I tried to improve the coding but somehow the geom_ribbon()
can not display the uncertainty.
gp_NEE_hour_no_NA <-gp_NEE %>%
mutate(NEE_Mgha = NEE * 0.24) %>%
select(DateTime, NEE_Mgha) %>%
mutate(hourlyDate = floor_date(DateTime,unit='hour')) %>%
group_by(hourlyDate) %>%
summarise(
meanH_NEE = mean(NEE_Mgha),
sd_NEE = sd(NEE_Mgha),
n = n(),
se_NEE = sd_NEE / sqrt(n),.groups = "drop") %>%
mutate(cum_NEE = cumsum(replace_na(meanH_NEE, 0)))%>%
mutate(cum_se_NEE = sqrt(cumsum(se_NEE^2)))
str(gp_NEE_hour_no_NA)
tibble [635 × 7] (S3: tbl_df/tbl/data.frame)
$ hourlyDate: POSIXct[1:635], format: ...
$ meanH_NEE : num [1:635] 0.304 1.242 0.619 NA 0.39 ...
$ sd_NEE : num [1:635] 0.1915 1.0714 0.4392 NA 0.0646 ...
$ n : int [1:635] 2 2 2 2 2 2 2 2 2 2 ...

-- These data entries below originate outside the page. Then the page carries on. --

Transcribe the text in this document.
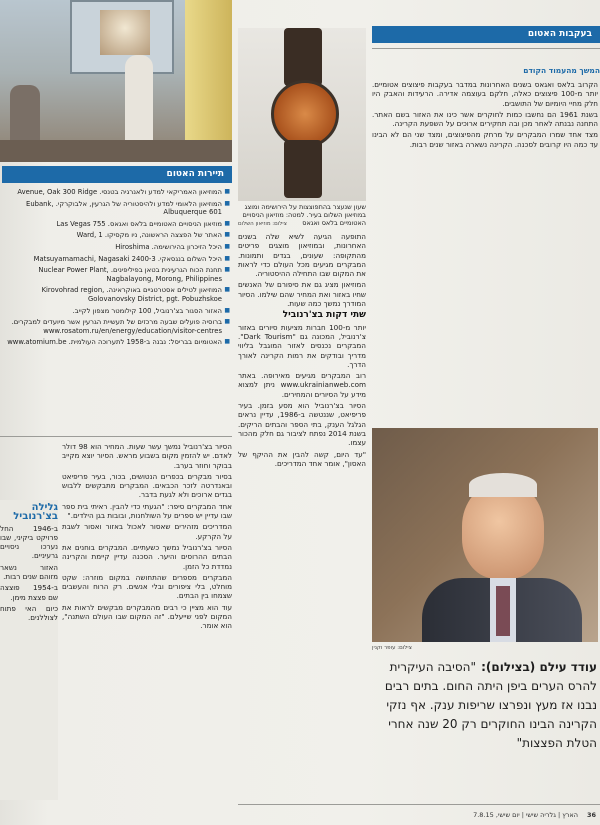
שעון שנעצר בהתפוצצות על הירושימה ומוצג במוזיאון השלום בעיר. למטה: מוזיאון הניסויים האטומיים בלאס ואגאס
צילום: מוזיאון השלום
בעקבות האטום
המשך מהעמוד הקודם

הקרוב בלאס ואגאס בשנים האחרונות במדבר בעקבות פיצוצים אטומיים. יותר מ-100 פיצוצים כאלה, חלקם בעוצמה אדירה. הרעידות והאבק היו חלק מחיי היומיום של התושבים.

בשנת 1961 הם נחשבו כמות לחוקרים אשר כינו את האזור בשם האתר. התחנה נבנתה לאחר מכן ובה תחקירים ארוכים על השפעת הקרינה.

מצד אחד שמרו המבקרים על מרחק מהפיצוצים, ומצד שני הם לא הבינו עד כמה היו קרובים לסכנה. הקרינה נשארה באזור שנים רבות.

צילום: עופר וקנין
עודד עילם (בצילום): "הסיבה העיקרית להרס הערים ביפן היתה החום. בתים רבים נבנו אז מעץ ונפרצו שריפות ענק. אף נזקי הקרינה הבינו החוקרים רק 20 שנה אחרי הטלת הפצצות"

התופעה הגיעה לשיא שלה בשנים האחרונות, ובמוזיאון מוצגים פריטים מהתקופה: שעונים, בגדים ותמונות. המבקרים מגיעים מכל העולם כדי לראות את המקום שבו התחילה ההיסטוריה.

המוזיאון מציג גם את סיפורם של האנשים שחיו באזור ואת המחיר שהם שילמו. הסיור המודרך נמשך כמה שעות.

שתי דקות בצ'רנוביל

יותר מ-100 חברות מציעות סיורים באזור צ'רנוביל, המכונה גם "Dark Tourism". המבקרים נכנסים לאזור המוגבל בליווי מדריך ובודקים את רמות הקרינה לאורך הדרך.

רוב המבקרים מגיעים מאירופה. באתר www.ukrainianweb.com ניתן למצוא מידע על הסיורים והמחירים.

הסיור בצ'רנוביל הוא מסע בזמן. בעיר פריפיאט, שננטשה ב-1986, עדיין נראים הגלגל הענק, בתי הספר והבתים הריקים. בשנת 2014 נפתח לציבור גם חלק מהכור עצמו.

"עד היום, קשה להבין את ההיקף של האסון", אומר אחד המדריכים.

תיירות האטום
■ המוזיאון האמריקאי למדע ולאנרגיה בטנסי. Avenue, Oak 300 Ridge
■ המוזיאון הלאומי למדע ולהיסטוריה של הגרעין, אלבוקרקי. Eubank, Albuquerque 601
■ מוזיאון הניסויים האטומיים בלאס ואגאס. Las Vegas 755
■ האתר של הפצצה הראשונה, ניו מקסיקו. Ward, 1
■ היכל הזיכרון בהירושימה. Hiroshima
■ היכל השלום בנגסאקי. Matsuyamamachi, Nagasaki 2400-3
■ תחנת הכוח הגרעינית בטאן בפיליפינים. Nuclear Power Plant, Nagbalayong, Morong, Philippines
■ המוזיאון לטילים אסטרטגיים באוקראינה. Kirovohrad region, Golovanovsky District, pgt. Pobuzhskoe
■ האזור הסגור בצ'רנוביל, 100 קילומטר מצפון לקייב.
■ ברוסיה פועלים שבעה מרכזים של תעשיית הגרעין אשר מיועדים למבקרים. www.rosatom.ru/en/energy/education/visitor-centres
■ האטומיום בבריסל: נבנה ב-1958 לתערוכה העולמית. www.atomium.be

הסיור בצ'רנוביל נמשך עשר שעות. המחיר הוא 98 דולר לאדם. יש להזמין מקום בשבוע מראש. הסיור יוצא מקייב בבוקר וחוזר בערב.

בסיור מבקרים בכפרים הנטושים, בכור, בעיר פריפיאט ובאנדרטה לזכר הכבאים. המבקרים מתבקשים ללבוש בגדים ארוכים ולא לגעת בדבר.

אחד המבקרים סיפר: "הגעתי כדי להבין. ראיתי בית ספר שבו עדיין יש ספרים על השולחנות, ובובות בגן הילדים."

המדריכים מזהירים שאסור לאכול באזור ואסור לשבת על הקרקע.

הסיור בצ'רנוביל נמשך כשעתיים. המבקרים בוחנים את הבתים ההרוסים והיער. הסכנה עדיין קיימת והקרינה נמדדת כל הזמן.

המבקרים מספרים שהתחושה במקום מוזרה: שקט מוחלט, בלי ציפורים ובלי אנשים. רק הרוח והעשבים שצמחו בין הבתים.

עוד הוא מציין כי רבים מהמבקרים מבקשים לראות את המקום לפני שייעלם. "זה המקום שבו העולם השתנה", הוא אומר.

גלילה בצ'רנוביל

ב-1946 החל פרויקט ביקיני, שבו נערכו ניסויים גרעיניים.

האזור נשאר מזוהם שנים רבות.

ב-1954 פוצצה שם פצצת מימן.

כיום האי פתוח לצוללנים.

הארץ | גלריה שישי | יום שישי, 7.8.15 36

$ se_NEE : num [1:635] 0.1354 0.7576 0.3106 NA 0.0457 ...
$ cum_NEE : num [1:635] 0.304 1.546 2.164 2.164 2.554 ...
$ cum_se_NEE: num [1:635] 0.135 0.77 0.83 NA NA ...
plot_NEE2 <- ggplot(data = gp_NEE_hour_no_NA, aes(x = hourlyDate, y = cum_NEE)) +
geom_line() +
geom_ribbon(aes(ymin = cum_NEE - 1.96 * cum_se_NEE, ymax = cum_NEE + 1.96 * cum_se_NEE), alpha = .5,
fill = "darkseagreen3", color = "transparent") +
#geom_point(aes(y = mean),color="aquamarine4")+
ylim(-1.5, 1.5) + theme(text = element_text(size=15))+
labs(y=expression(CO[2]~Flux~Netto~Kumulatif~~"("~Mg~ha^{-1}~~hari^{-1}~")"))+xlab("Waktu") +
theme_bw()
plot_NEE2
Yes, after many modifications and errors, I realized that I had not enough data to propagate errors for cumulative means. So I initially filled the gaps using time-constrained rolling windows. After that, the code worked successfully.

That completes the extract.